А Фрося, по-девичьи свежая, яркая, уже сидела на печи, облепленная со всех сторон детьми — своими и Дарьюшкиными. Ребятишки хвастались друг перед другом конфетами, боролись за лучшее место возле Фроси, от которой веяло далекой дорогой и еще чем-то непередаваемо нежным и милым. Дети жались к ее груди, тыкались мокрыми носами в темные косы. А она, сильная, здоровая, говорила и говорила без умолку, рассказывая о своем путешествии. Потом, согревшись, почувствовала усталость, закрыла глаза и заснула. Дети притихли. Босые ноги Фроси уткнулись в горку сухих яблок, сдвинутых в угол и источавших чуть грустноватый, сладостно-терпкий дух осеннего сада: багряных листьев, коры, умирающих трав.
Печь дышала теплом и уютом. Зимой она — любимое прибежище детей — согревала их, полунагих, а то и вовсе нагих. Зимними вечерами дети слушали тут такие же, как эти вечера, долгие сказки старой Настасьи Хохлушки про ведьм, домовых, летунов, водяных и леших. Сюда по утрам любвеобильная Дарьюшка, таясь от свекрови, совала им из-за пригрубка горячие — прямо со сковороды — вкусные блины или лепешки. С печки детвора наблюдала за проказами забавных ягнят и козлят, только что явившихся на свет и спасавшихся от лютой стужи в избе.

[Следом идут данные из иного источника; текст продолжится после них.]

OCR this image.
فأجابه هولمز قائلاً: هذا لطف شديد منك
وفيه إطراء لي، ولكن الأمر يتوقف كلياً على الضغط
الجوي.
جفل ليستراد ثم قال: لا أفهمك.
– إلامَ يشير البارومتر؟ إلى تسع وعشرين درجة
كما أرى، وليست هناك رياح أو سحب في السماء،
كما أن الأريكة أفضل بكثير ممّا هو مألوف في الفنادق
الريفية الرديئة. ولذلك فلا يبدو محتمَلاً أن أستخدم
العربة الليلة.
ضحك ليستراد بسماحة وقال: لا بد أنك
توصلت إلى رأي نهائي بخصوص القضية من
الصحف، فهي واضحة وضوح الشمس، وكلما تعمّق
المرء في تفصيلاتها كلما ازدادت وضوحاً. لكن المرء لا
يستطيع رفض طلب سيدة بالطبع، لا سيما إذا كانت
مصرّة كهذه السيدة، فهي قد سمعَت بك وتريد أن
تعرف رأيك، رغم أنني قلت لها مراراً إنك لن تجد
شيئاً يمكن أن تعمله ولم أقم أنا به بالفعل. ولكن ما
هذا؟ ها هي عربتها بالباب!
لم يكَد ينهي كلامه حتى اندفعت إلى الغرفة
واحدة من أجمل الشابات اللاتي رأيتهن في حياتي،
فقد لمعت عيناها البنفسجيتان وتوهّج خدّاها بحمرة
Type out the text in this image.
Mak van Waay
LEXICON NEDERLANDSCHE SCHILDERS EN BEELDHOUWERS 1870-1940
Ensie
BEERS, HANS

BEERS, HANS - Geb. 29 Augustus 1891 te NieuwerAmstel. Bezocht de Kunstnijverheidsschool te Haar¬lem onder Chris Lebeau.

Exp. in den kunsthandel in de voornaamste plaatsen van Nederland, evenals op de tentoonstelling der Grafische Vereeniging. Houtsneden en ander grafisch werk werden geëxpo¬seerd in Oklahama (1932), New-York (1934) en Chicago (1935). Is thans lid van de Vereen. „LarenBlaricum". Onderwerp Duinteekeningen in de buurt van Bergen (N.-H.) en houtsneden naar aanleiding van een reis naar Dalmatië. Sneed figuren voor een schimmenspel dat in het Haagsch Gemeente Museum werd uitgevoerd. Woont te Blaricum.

По воскресным дням печь преображалась. На нее забирались и взрослые: женщины — для того, чтобы «поискаться» и посудачить о том о сем; Петр Михайлович — поиграть с ребятишками. Над судной лавкой сквозь длинный утиральник подымался соблазнительно вкусный пар — под утиральником «отдыхали» только что вытащенные и скупо помазанные конопляным маслом пироги с капустой, картошкой, калиной и конечно же яблоками. Отдыхала и печь, молчаливо величественная, как хорошо, всласть потрудившаяся деревенская баба; она все сделала, что нужно было людям, и теперь могла малость вздремнуть. Из темного, приоткрытого дырявой заслонкой зева печи, из многочисленных ее печурок и отдушин исходили потоки горячего воздуха. И казалось, что печь, прикорнув, ровно и спокойно дышит.

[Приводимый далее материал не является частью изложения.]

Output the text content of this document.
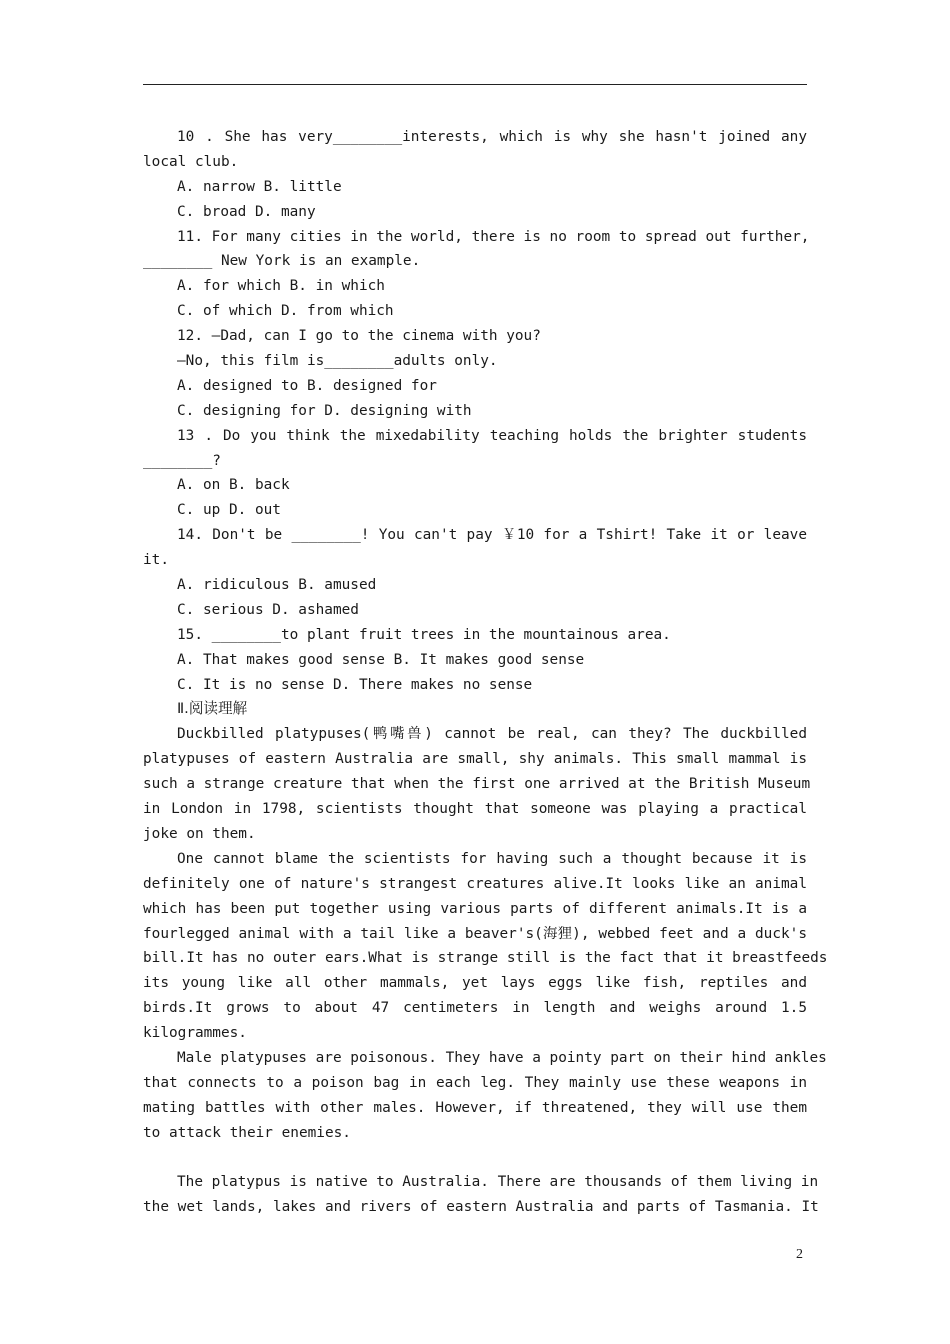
10 . She has very________interests, which is why she hasn't joined any
local club.
A. narrow B. little
C. broad D. many
11. For many cities in the world, there is no room to spread out further,
________ New York is an example.
A. for which B. in which
C. of which D. from which
12. —Dad, can I go to the cinema with you?
—No, this film is________adults only.
A. designed to B. designed for
C. designing for D. designing with
13 . Do you think the mixedability teaching holds the brighter students
________?
A. on B. back
C. up D. out
14. Don't be ________! You can't pay ￥10 for a Tshirt! Take it or leave
it.
A. ridiculous B. amused
C. serious D. ashamed
15. ________to plant fruit trees in the mountainous area.
A. That makes good sense B. It makes good sense
C. It is no sense D. There makes no sense
Ⅱ.阅读理解
Duckbilled platypuses(鸭嘴兽) cannot be real, can they? The duckbilled
platypuses of eastern Australia are small, shy animals. This small mammal is
such a strange creature that when the first one arrived at the British Museum
in London in 1798, scientists thought that someone was playing a practical
joke on them.
One cannot blame the scientists for having such a thought because it is
definitely one of nature's strangest creatures alive.It looks like an animal
which has been put together using various parts of different animals.It is a
fourlegged animal with a tail like a beaver's(海狸), webbed feet and a duck's
bill.It has no outer ears.What is strange still is the fact that it breastfeeds
its young like all other mammals, yet lays eggs like fish, reptiles and
birds.It grows to about 47 centimeters in length and weighs around 1.5
kilogrammes.
Male platypuses are poisonous. They have a pointy part on their hind ankles
that connects to a poison bag in each leg. They mainly use these weapons in
mating battles with other males. However, if threatened, they will use them
to attack their enemies.
The platypus is native to Australia. There are thousands of them living in
the wet lands, lakes and rivers of eastern Australia and parts of Tasmania. It
2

Однако в ту пору, о которой идет речь, она была далеко не такой доброй и ласковой к людям. Дети — для них она существо почти живое, чуть ли не мыслящее — вдруг заметили, что день ото дня ее протапливают все хуже и хуже, неохотно — так только, для порядку, — бросают поленца два да кизячок, и все. Печь, насупленная, как мачеха, стоит и сердито, хмуро смотрит пустыми темными глазницами печурок в мерзлое окно напротив, и окно это уже не озаряет ее, как прежде, солнечной ясной улыбкой. В такие дни взрослые делаются раздражительнее. Старая Настасья Хохлушка гремит ухватами и без всяких видимых причин кричит на снох, на молодых и старую, Олимпиаду, а Петр Михайлович, утратив обычную для него веселость, исчезает куда-то возвращается ночью — всегда пьяный. Дедушка все реже ласкает внуков, уезжает на Буланке в сопровождении старого и невозмутимого Жулика на целую неделю, и в доме очень ждут его.

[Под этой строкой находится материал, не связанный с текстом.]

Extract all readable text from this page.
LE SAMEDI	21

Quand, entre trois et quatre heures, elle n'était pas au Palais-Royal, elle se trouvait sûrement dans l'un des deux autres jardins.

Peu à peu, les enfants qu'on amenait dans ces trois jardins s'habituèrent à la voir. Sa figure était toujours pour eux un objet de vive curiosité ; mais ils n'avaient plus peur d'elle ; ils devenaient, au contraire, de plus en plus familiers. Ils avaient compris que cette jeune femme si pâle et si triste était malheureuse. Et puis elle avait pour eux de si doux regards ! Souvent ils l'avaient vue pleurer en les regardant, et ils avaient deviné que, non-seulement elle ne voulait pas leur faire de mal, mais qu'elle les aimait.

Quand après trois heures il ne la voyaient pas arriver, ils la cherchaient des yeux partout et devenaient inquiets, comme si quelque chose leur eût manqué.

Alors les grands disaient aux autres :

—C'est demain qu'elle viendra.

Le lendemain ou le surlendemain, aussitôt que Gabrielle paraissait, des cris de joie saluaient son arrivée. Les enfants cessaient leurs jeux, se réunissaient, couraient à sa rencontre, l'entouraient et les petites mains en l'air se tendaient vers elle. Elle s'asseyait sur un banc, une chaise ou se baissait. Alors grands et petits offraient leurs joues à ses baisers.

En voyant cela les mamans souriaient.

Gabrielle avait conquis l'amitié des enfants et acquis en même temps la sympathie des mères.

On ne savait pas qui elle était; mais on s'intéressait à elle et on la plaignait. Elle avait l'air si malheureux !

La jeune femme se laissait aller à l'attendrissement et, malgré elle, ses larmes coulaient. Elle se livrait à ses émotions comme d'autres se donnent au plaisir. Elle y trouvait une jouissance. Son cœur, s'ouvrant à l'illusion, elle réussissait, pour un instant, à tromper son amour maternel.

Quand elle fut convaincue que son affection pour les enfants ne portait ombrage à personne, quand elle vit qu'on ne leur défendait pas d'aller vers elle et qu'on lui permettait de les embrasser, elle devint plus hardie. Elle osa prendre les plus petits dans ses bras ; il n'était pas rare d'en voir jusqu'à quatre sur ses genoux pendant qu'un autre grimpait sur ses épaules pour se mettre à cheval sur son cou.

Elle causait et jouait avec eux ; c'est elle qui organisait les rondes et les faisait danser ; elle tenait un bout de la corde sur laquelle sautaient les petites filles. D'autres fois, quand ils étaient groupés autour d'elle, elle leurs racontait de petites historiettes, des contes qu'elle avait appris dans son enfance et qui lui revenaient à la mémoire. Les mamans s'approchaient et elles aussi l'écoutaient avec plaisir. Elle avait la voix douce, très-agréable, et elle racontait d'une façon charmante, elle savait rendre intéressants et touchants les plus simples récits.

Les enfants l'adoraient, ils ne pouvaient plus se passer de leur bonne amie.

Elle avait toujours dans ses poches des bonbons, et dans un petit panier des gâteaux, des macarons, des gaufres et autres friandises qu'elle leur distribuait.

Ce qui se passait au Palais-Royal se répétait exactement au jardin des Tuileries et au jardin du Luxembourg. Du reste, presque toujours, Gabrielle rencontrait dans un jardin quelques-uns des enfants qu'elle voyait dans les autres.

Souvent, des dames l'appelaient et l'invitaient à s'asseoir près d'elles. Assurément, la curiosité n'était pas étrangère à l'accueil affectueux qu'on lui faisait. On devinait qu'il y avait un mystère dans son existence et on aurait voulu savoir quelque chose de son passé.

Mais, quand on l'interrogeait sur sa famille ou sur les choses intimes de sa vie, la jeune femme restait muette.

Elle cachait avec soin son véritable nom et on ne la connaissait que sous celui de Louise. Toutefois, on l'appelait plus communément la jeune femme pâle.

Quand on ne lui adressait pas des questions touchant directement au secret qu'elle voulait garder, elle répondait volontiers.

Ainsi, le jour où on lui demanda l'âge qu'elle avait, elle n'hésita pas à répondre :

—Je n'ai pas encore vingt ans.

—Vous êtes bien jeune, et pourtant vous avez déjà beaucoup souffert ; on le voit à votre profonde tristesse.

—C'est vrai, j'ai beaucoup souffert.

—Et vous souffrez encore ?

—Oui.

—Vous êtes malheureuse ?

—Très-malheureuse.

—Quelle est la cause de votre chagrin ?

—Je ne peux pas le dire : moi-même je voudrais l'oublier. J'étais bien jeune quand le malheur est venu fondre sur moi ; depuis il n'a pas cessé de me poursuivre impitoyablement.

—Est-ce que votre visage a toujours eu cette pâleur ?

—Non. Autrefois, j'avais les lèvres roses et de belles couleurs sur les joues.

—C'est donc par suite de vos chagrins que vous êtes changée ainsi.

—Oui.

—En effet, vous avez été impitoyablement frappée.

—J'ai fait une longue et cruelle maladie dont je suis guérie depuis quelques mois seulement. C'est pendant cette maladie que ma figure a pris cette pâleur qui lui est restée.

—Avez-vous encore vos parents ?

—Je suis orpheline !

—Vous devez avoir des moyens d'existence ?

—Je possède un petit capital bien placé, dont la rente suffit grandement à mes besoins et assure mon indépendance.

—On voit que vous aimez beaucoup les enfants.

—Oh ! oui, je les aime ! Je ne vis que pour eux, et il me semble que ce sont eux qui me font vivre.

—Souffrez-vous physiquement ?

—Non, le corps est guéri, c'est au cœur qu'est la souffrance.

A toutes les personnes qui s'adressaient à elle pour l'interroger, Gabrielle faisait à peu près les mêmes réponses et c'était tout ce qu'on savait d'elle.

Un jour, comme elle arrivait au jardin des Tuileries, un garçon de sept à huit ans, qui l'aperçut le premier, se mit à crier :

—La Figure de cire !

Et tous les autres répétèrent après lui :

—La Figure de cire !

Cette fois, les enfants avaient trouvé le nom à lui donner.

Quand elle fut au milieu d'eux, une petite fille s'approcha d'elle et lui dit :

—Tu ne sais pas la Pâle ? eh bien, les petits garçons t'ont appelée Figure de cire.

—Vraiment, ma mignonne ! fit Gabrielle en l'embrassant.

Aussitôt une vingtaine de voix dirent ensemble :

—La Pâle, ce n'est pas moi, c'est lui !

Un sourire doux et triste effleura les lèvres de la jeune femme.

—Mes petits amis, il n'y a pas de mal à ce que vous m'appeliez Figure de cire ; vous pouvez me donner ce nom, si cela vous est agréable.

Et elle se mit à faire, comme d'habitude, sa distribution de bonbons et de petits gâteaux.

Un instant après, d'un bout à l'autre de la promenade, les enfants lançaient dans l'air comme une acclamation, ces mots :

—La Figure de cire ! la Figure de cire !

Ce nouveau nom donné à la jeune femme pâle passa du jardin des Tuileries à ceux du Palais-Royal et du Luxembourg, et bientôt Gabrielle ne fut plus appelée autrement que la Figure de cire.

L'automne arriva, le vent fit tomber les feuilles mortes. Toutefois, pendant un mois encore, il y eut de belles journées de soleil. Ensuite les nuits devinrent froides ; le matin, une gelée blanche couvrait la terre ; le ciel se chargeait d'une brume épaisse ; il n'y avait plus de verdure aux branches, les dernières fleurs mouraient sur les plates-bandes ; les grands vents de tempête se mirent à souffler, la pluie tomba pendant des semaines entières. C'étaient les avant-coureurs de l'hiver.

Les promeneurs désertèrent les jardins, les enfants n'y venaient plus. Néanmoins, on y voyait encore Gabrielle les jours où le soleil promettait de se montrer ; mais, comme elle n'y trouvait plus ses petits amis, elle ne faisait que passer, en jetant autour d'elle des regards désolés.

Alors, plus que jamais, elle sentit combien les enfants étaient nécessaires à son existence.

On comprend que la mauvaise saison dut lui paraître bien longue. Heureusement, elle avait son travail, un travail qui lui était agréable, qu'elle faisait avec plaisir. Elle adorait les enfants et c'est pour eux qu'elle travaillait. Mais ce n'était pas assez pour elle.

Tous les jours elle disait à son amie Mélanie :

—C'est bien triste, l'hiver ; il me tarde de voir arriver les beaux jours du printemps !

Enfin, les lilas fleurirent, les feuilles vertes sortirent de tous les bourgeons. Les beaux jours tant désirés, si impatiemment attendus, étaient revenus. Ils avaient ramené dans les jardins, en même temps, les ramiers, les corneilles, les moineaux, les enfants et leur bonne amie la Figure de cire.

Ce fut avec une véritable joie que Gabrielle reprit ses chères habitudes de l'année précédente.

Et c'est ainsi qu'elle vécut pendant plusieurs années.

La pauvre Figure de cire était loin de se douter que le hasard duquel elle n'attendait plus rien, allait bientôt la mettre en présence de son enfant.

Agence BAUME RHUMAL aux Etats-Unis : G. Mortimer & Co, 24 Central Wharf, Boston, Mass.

Ждала и печь. К приезду Михаила Аверьяновича ее натапливают чуть ли не до красна. Как только у ворот послышится скрип саней и глуховатое, характерное дедушкино покашливание, женщины торопливо набрасывают на плечи одежду и с непокрытыми головами выскакивают во двор. Через минуту они уже волокут что-то в избу в холодном, припудренном поземкой мешке. Дети подымают галдеж и, сдвинувшись к самому краю печи и рискуя упасть на пол, поглядывают оттуда нетерпеливыми оченятами, требовательно разинув рты, — в эту минуту они удивительно напоминают голых, еще не оперившихся птенцов, вытягивающих из гнезда шеи и раскрывающих голодные желтые клювы, властно прося пищи.